UN special envoy to Sudan says progress on commitments has slowed
By MOHAMED OSMAN, Associated Press Writer
KHARTOUM, Sudan, Aug 25, 2004 (AP) — The U.N. special envoy to Sudan on Wednesday said there has been “hardly any progress” in the final days before a deadline for the African nation to comply with a Security Council resolution or face sanctions.
The United Nations also issued an appeal for US$434 million to meet Sudan’s humanitarian needs through the end of the year, with U.N. envoy Jan Pronk saying the international community should put Sudan at the top of its list of priorities.
Pronk told reporters that he has not yet been given the names of the Arab militia, known as the Janjaweed, suspected of violence in the troubled Darfur region, despite a promise from Khartoum to disclose their identities.
“I have not yet received any list of Janjaweed. And there were even general instructions for everybody to lay down their arms, and not specific instructions (for the Janjaweed),” Pronk said.
A U.N. Security Council resolution passed last month gave Sudan until Aug. 30 to disarm the Arab militia, blamed for looting and murdering thousands of black African farmers, or face economic and diplomatic sanctions.

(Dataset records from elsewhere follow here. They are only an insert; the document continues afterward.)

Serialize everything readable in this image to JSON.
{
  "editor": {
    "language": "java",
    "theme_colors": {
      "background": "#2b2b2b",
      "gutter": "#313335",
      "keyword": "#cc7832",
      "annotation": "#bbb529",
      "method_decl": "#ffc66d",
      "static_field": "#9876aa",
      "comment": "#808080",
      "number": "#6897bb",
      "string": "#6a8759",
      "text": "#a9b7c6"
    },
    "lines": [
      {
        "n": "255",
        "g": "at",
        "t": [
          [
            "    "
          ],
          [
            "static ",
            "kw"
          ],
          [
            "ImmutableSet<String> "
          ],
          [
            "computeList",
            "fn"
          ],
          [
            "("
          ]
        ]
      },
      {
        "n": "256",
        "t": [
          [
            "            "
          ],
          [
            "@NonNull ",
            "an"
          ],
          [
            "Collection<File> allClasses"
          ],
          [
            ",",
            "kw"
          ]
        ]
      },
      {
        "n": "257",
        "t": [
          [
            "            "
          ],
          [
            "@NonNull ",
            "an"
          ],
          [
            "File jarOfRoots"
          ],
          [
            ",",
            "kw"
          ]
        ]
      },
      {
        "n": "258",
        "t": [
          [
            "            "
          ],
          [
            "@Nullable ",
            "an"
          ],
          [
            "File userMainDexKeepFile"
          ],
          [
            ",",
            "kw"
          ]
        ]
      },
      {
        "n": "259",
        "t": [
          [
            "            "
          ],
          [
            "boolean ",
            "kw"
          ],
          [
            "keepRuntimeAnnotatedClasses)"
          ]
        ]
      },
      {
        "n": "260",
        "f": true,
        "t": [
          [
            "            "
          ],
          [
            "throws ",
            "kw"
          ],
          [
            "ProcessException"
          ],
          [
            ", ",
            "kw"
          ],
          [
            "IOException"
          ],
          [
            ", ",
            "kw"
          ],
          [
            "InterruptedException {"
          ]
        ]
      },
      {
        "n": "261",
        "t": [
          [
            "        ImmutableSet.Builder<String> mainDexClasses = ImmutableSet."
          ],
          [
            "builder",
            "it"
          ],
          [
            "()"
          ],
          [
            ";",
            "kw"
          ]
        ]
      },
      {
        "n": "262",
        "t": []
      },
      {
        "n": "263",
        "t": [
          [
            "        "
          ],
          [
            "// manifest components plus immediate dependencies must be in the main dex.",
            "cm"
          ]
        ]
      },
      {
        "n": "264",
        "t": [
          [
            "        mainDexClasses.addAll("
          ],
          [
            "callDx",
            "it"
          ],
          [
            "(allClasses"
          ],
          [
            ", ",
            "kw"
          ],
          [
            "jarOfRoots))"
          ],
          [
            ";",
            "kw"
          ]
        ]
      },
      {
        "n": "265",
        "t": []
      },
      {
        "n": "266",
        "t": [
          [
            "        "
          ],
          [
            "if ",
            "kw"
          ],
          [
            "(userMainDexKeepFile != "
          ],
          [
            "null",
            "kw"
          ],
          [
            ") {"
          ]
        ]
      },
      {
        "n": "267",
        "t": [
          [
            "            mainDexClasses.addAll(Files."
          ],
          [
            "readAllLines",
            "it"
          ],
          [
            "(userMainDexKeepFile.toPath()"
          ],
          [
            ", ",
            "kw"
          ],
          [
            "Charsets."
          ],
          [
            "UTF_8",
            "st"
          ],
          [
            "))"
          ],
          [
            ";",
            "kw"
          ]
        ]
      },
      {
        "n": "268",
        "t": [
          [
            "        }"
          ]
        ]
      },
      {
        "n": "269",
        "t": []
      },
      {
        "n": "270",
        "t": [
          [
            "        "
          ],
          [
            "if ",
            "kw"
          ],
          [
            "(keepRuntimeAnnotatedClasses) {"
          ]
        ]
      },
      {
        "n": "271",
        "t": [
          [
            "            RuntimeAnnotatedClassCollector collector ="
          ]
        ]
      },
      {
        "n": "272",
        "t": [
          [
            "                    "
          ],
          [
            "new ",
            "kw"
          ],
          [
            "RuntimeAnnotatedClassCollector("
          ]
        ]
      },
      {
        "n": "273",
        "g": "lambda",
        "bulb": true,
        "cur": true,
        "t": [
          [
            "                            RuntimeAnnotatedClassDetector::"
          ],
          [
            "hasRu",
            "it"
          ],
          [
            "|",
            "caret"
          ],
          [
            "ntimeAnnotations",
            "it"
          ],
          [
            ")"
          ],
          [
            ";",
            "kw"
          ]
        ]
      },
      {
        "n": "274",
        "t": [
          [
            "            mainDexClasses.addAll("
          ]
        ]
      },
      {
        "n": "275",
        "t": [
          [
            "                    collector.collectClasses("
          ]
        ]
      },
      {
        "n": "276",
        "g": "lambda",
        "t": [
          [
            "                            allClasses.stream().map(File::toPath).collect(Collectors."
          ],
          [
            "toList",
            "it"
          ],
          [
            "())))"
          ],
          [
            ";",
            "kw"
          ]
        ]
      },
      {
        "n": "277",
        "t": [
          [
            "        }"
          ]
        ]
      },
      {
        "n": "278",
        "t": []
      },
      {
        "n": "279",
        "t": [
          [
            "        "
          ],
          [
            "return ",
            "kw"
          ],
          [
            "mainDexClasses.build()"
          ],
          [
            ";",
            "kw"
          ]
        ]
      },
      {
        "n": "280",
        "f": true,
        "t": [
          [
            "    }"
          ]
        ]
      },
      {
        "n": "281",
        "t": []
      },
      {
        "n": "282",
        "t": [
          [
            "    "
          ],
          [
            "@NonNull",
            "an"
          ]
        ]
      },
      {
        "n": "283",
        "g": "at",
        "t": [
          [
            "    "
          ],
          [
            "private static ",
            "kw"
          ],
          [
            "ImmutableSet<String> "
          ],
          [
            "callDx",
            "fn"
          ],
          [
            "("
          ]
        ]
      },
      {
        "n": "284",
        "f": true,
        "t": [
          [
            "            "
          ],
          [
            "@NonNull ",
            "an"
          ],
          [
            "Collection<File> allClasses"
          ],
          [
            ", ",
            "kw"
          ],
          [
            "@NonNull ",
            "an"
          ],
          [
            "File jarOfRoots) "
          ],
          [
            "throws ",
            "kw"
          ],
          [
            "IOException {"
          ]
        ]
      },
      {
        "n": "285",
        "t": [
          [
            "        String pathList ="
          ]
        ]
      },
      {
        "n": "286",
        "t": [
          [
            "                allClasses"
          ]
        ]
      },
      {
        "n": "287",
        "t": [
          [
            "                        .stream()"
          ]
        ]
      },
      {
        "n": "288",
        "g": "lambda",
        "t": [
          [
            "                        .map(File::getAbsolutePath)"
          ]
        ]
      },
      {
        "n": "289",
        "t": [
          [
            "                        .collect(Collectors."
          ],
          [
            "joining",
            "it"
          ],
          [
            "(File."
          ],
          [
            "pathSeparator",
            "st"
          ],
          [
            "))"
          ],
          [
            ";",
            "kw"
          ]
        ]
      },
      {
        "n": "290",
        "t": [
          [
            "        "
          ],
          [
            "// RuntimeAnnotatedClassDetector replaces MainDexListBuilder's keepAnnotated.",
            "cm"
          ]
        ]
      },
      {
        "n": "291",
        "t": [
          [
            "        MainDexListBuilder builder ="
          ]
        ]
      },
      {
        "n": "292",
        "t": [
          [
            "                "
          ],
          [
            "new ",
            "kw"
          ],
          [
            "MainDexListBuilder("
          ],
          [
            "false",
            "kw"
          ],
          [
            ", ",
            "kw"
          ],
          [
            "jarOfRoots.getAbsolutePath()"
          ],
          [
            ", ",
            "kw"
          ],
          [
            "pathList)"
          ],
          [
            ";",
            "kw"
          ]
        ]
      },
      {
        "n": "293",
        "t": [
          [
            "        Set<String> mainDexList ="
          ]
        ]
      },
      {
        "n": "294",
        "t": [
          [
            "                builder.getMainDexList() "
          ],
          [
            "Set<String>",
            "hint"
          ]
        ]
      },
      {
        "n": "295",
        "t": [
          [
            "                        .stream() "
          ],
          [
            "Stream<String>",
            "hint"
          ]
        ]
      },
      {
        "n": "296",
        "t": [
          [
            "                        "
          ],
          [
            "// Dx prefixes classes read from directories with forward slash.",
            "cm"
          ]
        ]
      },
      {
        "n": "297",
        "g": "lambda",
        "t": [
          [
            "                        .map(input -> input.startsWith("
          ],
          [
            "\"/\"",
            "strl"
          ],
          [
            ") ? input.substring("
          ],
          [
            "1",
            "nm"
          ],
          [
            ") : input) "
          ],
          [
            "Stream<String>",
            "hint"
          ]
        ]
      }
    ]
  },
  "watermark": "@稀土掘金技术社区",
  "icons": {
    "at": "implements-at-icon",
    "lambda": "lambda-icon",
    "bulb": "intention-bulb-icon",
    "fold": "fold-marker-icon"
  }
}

Pronk said it was imperative that those people be “identified and monitored.”
He said he has also not been officially notified of the identities of those the government said it has tried in connection with the Janjaweed atrocities.
Pronk said there has been “hardly any progress” in the final 10-day phase of a plan of action signed between the U.N. and Sudan to meet the deadline. He did not elaborate.

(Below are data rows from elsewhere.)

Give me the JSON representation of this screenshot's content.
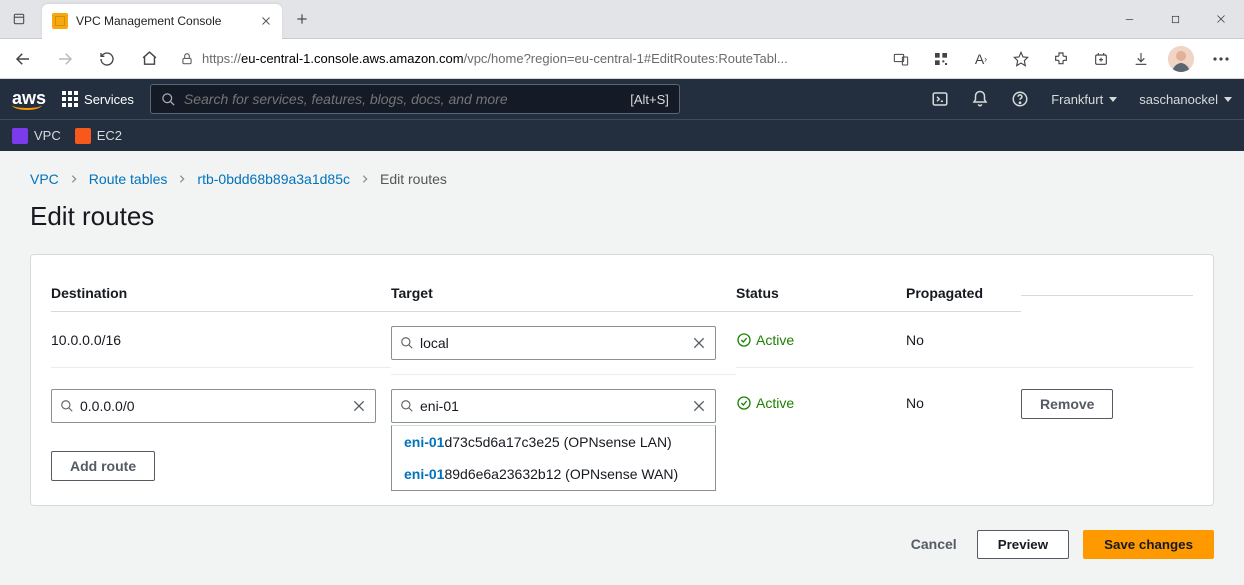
{
  "browser": {
    "tab_title": "VPC Management Console",
    "url_host": "eu-central-1.console.aws.amazon.com",
    "url_path": "/vpc/home?region=eu-central-1#EditRoutes:RouteTabl..."
  },
  "aws_nav": {
    "services_label": "Services",
    "search_placeholder": "Search for services, features, blogs, docs, and more",
    "search_shortcut": "[Alt+S]",
    "region": "Frankfurt",
    "user": "saschanockel"
  },
  "service_bar": {
    "vpc": "VPC",
    "ec2": "EC2"
  },
  "breadcrumb": {
    "vpc": "VPC",
    "route_tables": "Route tables",
    "rtb": "rtb-0bdd68b89a3a1d85c",
    "current": "Edit routes"
  },
  "page_title": "Edit routes",
  "table": {
    "headers": {
      "destination": "Destination",
      "target": "Target",
      "status": "Status",
      "propagated": "Propagated"
    },
    "rows": [
      {
        "destination": "10.0.0.0/16",
        "destination_editable": false,
        "target": "local",
        "status": "Active",
        "propagated": "No",
        "removable": false
      },
      {
        "destination": "0.0.0.0/0",
        "destination_editable": true,
        "target": "eni-01",
        "status": "Active",
        "propagated": "No",
        "removable": true
      }
    ],
    "dropdown_options": [
      {
        "match": "eni-01",
        "rest": "d73c5d6a17c3e25 (OPNsense LAN)"
      },
      {
        "match": "eni-01",
        "rest": "89d6e6a23632b12 (OPNsense WAN)"
      }
    ],
    "add_route_label": "Add route",
    "remove_label": "Remove"
  },
  "footer": {
    "cancel": "Cancel",
    "preview": "Preview",
    "save": "Save changes"
  }
}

Pronk said a U.N. delegation that would assess Sudan’s compliance with the deadline would consider whether a list of Janjaweed was provided, whether all troops were pulled out of the camps, the state of security in the affected areas and whether the government was seeking a genuine political solution to the conflict through negotiations in Abuja, Nigeria.

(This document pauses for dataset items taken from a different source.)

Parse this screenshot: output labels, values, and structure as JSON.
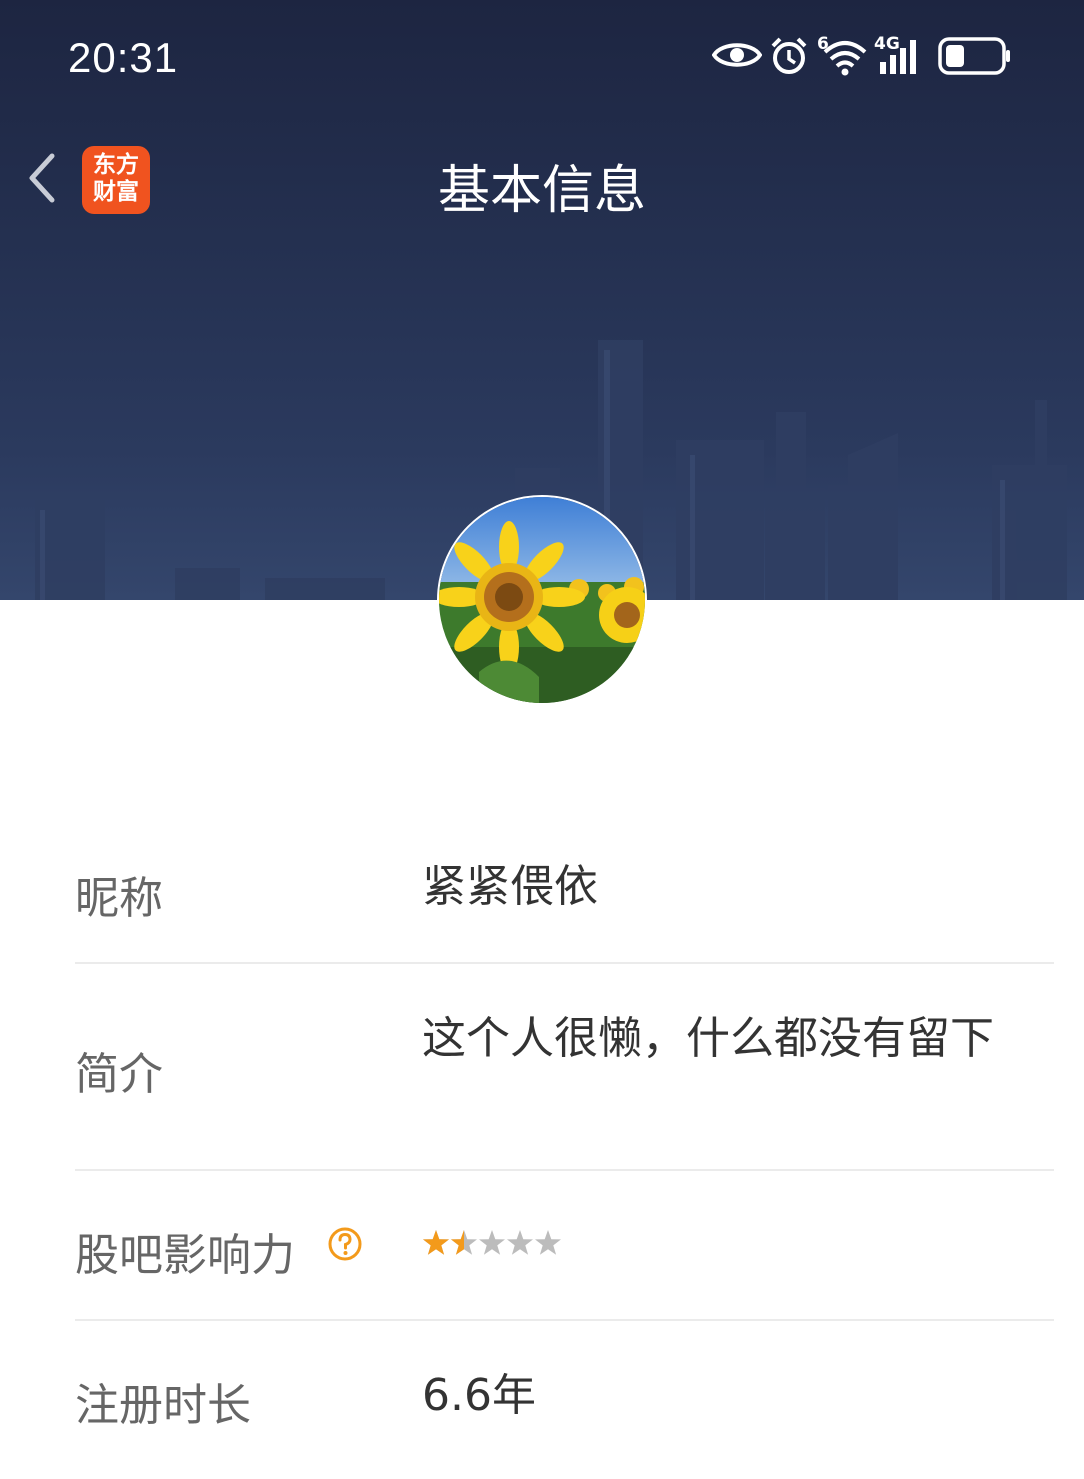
{
  "status_bar": {
    "time": "20:31",
    "icons": [
      "eye-icon",
      "alarm-icon",
      "wifi-icon",
      "signal-icon",
      "battery-icon"
    ],
    "wifi_badge": "6",
    "network_type": "4G"
  },
  "nav": {
    "back_icon": "chevron-left-icon",
    "app_logo_line1": "东方",
    "app_logo_line2": "财富",
    "title": "基本信息"
  },
  "avatar": {
    "subject": "sunflower"
  },
  "info": {
    "nickname": {
      "label": "昵称",
      "value": "紧紧偎依"
    },
    "intro": {
      "label": "简介",
      "value": "这个人很懒，什么都没有留下"
    },
    "influence": {
      "label": "股吧影响力",
      "help_icon": "question-circle-icon",
      "rating": 1.5,
      "max_rating": 5
    },
    "registration": {
      "label": "注册时长",
      "value": "6.6年"
    }
  },
  "colors": {
    "header_bg": "#1d2541",
    "logo_orange": "#f0531f",
    "star_filled": "#f39a1b",
    "star_empty": "#bcbcbc",
    "label_gray": "#666666",
    "value_dark": "#333333",
    "divider": "#ebebeb"
  }
}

U.N. officials say Darfur has become the scene of the world’s worst humanitarian crisis since African rebels rose against the government in February 2003, claiming discrimination in the distribution of scarce resources. An estimated 30,000 black Africans have died and some 1.2 million have fled their homes in the uprising. The government has been accused of trying to crush the revolt by backing a scorched earth policy carried out by the Janjaweed _ an accusation it denies although last week it acknowledged it has “control” over some Janjaweed fighters.
“The situation of those people is tragic,” Pronk said of the displaced people.
Underscoring that, Manuel Aranda Da Silva, the U.N. Humanitarian Coordinator for Sudan, used the same news conference to appeal for US$434 million (A?359 million) _ out of a promised US$722 million (A?597 million) _ to meet Sudan’s humanitarian needs through the end of the year, not just in Darfur but across the country.
“While the number of people in critical need of humanitarian assistance has skyrocketed in Darfur in recent months, I implore the international community to also remember the plight of millions of vulnerable people struggling to survive all over the country,” Aranda Da Silva said.